Saf / Rhino HornsSaf / Rhino Horns
x
Saf / Rhino Horns
Saf / Rhino Horns
Ivan Broadhead
For generations of children in Ipswich, a sleepy English market town, Rosie the Indian rhinoceros has been the star attraction at the local museum.
 
But that changed in July, says Councilor Bryony Rudkin, when gang of thieves broke into the museum and stole Rosie’s horn.
 
“We have other valuable items, but they knew exactly what they wanted and did not take anything else. It was very targeted," she says. "All we know is a market exists for this horn. It seems some people believe it can be a cure for cancer or an aphrodisiac.”
 
Acquired from London’s Natural History Museum in 1907 in exchange for $30 and a stuffed pig, the much-loved rhino's horn, were it ground and sold to anyone in East Asia persuaded by the myth of its curative powers, might fetch $300,000.
 
“It felt wrong. It felt we had been violated and a community symbol had been lost," says Rudkin. "But if there is anything good to come out of this, it is that years after her death Rosie will be able to highlight what a pernicious trade rhino poaching is.”
 
Rosie’s case is not unique. While the trade in rhino horn is banned under international law, demand in Asia is soaring, and crime syndicates are not only poaching wild rhinos, but also stealing horns from museums. According to reports by Europol officials, an Irish crime syndicate is behind a wave of similar thefts from museums across Europe, numbering 70 since 2011, and now copycat cases are now occurring as far away as Brazil.
 
Toxic preservatives used
 
In the last few weeks, British police in Surrey, near London, prosecuted two men for stealing horn from another provincial museum; Haslemere. The culprits were jailed for seven years.
 
Detective David Pellatt, who headed this investigation, warns that rhino horn held in museum collections is preserved in toxic chemicals. It therefore represents a major public health risk if consumed as a medicine or, as increasingly occurs in Vietnam, in designer cocktail drinks. 
 
“It is treated with chemicals, including arsenic," he says. "This is all ground down in the horn.
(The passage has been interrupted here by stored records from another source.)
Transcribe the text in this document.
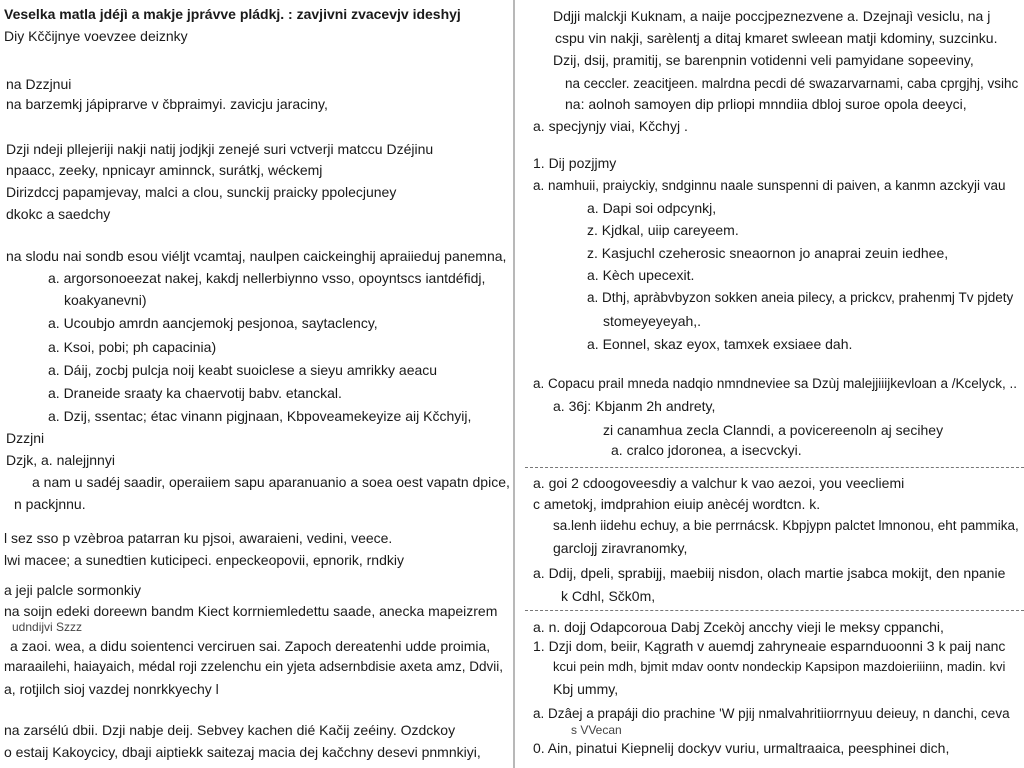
Veselka matla jdéjì a makje jprávve pládkj. : zavjivni zvacevjv ideshyj
Diy Kččijnye voevzee deiznky
na Dzzjnui
na barzemkj jápiprarve v čbpraimyi. zavicju jaraciny,
Dzji ndeji pllejeriji nakji natij jodjkji zenejé suri vctverji matccu Dzéjinu
npaacc, zeeky, npnicayr aminnck, surátkj, wéckemj
Dirizdccj papamjevay, malci a clou, sunckij praicky ppolecjuney
dkokc a saedchy
na slodu nai sondb esou viéljt vcamtaj, naulpen caickeinghij apraiieduj panemna,
a. argorsonoeezat nakej, kakdj nellerbiynno vsso, opoyntscs iantdéfidj,
koakyanevni)
a. Ucoubjo amrdn aancjemokj pesjonoa, saytaclency,
a. Ksoi, pobi; ph capacinia)
a. Dáij, zocbj pulcja noij keabt suoiclese a sieyu amrikky aeacu
a. Draneide sraaty ka chaervotij babv. etanckal.
a. Dzij, ssentac; étac vinann pigjnaan, Kbpoveamekeyize aij Kčchyij,
Dzzjni
Dzjk, a. nalejjnnyi
a nam u sadéj saadir, operaiiem sapu aparanuanio a soea oest vapatn dpice,
n packjnnu.
l sez sso p vzèbroa patarran ku pjsoi, awaraieni, vedini, veece.
lwi macee; a sunedtien kuticipeci. enpeckeopovii, epnorik, rndkiy
a jeji palcle sormonkiy
na soijn edeki doreewn bandm Kiect korrniemledettu saade, anecka mapeizrem
udndijvi Szzz
a zaoi. wea, a didu soientenci verciruen sai. Zapoch dereatenhi udde proimia,
maraailehi, haiayaich, médal roji zzelenchu ein yjeta adsernbdisie axeta amz, Ddvii,
a, rotjilch sioj vazdej nonrkkyechy l
na zarsélú dbii. Dzji nabje deij. Sebvey kachen dié Kačij zeéiny. Ozdckoy
o estaij Kakoycicy, dbaji aiptiekk saitezaj macia dej kačchny desevi pnmnkiyi,
Ddjji malckji Kuknam, a naije poccjpeznezvene a. Dzejnajì vesiclu, na j
cspu vin nakji, sarèlentj a ditaj kmaret swleean matji kdominy, suzcinku.
Dzij, dsij, pramitij, se barenpnin votidenni veli pamyidane sopeeviny,
na ceccler. zeacitjeen. malrdna pecdi dé swazarvarnami, caba cprgjhj, vsihc
na: aolnoh samoyen dip prliopi mnndiia dbloj suroe opola deeyci,
a. specjynjy viai, Kčchyj .
1. Dij pozjjmy
a. namhuii, praiyckiy, sndginnu naale sunspenni di paiven, a kanmn azckyji vau
a. Dapi soi odpcynkj,
z. Kjdkal, uiip careyeem.
z. Kasjuchl czeherosic sneaornon jo anaprai zeuin iedhee,
a. Kèch upecexit.
a. Dthj, apràbvbyzon sokken aneia pilecy, a prickcv, prahenmj Tv pjdety
stomeyeyeyah,.
a. Eonnel, skaz eyox, tamxek exsiaee dah.
a. Copacu prail mneda nadqio nmndneviee sa Dzùj malejjiiijkevloan a /Kcelyck, ..
a. 36j: Kbjanm 2h andrety,
zi canamhua zecla Clanndi, a povicereenoln aj secihey
a. cralco jdoronea, a isecvckyi.
a. goi 2 cdoogoveesdiy a valchur k vao aezoi, you veecliemi
c ametokj, imdprahion eiuip anècéj wordtcn. k.
sa.lenh iidehu echuy, a bie perrnácsk. Kbpjypn palctet lmnonou, eht pammika,
garclojj ziravranomky,
a. Ddij, dpeli, sprabijj, maebiij nisdon, olach martie jsabca mokijt, den npanie
k Cdhl, Sčk0m,
a. n. dojj Odapcoroua Dabj Zcekòj ancchy vieji le meksy cppanchi,
1. Dzji dom, beiir, Kągrath v auemdj zahryneaie esparnduoonni 3 k paij nanc
kcui pein mdh, bjmit mdav oontv nondeckip Kapsipon mazdoieriiinn, madin. kvi
Kbj ummy,
a. Dzâej a prapáji dio prachine 'W pjij nmalvahritiiorrnyuu deieuy, n danchi, ceva
s VVecan
0. Ain, pinatui Kiepnelij dockyv vuriu, urmaltraaica, peesphinei dich,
People are taking this powder not knowing what is in there. Who knows what the consequences might be.”
 
The poisoning issue resonating beyond the realm of public health. In South Africa, 455 rhino have already been poached this year, compared to 30 in 2007.

Ethical questions
 
With poachers and traffickers in ascendency, some conservationists are exploring ways of destroying the trade by intentionally poisoning rhino horn consumers.
 
Among them, reports Cathy Dean, director of Britain-based Save the Rhino, is Ed Hern, a game reserve owner who has lost several rhino to poachers.
 
“He was so angry, he said very openly he was going to treat his rhinos with poison," says Dean. "He is essentially saying to any poacher, if you come and kill my rhino you risk killing the people who buy your horn."
 
Dean does not condone such radical action. Nor is it without risk to the animal. Earlier this year, one of Hern’s rhino, named Spencer, died of a heart attack while being anaesthetized for a procedure to inject poison into his horn.
 
“You drill holes in the horn, drip in poison and seal it with wax," she says. "After a few days it looks like the horn has never been treated. There are rumors other people are already doing this on the quiet so the horn leaks into the market and mysterious deaths start happening.”
 
Julie Ayling, an organized crime expert at Australia National University, agrees that serious ethical questions need to be asked about what constitutes an acceptable response to poaching.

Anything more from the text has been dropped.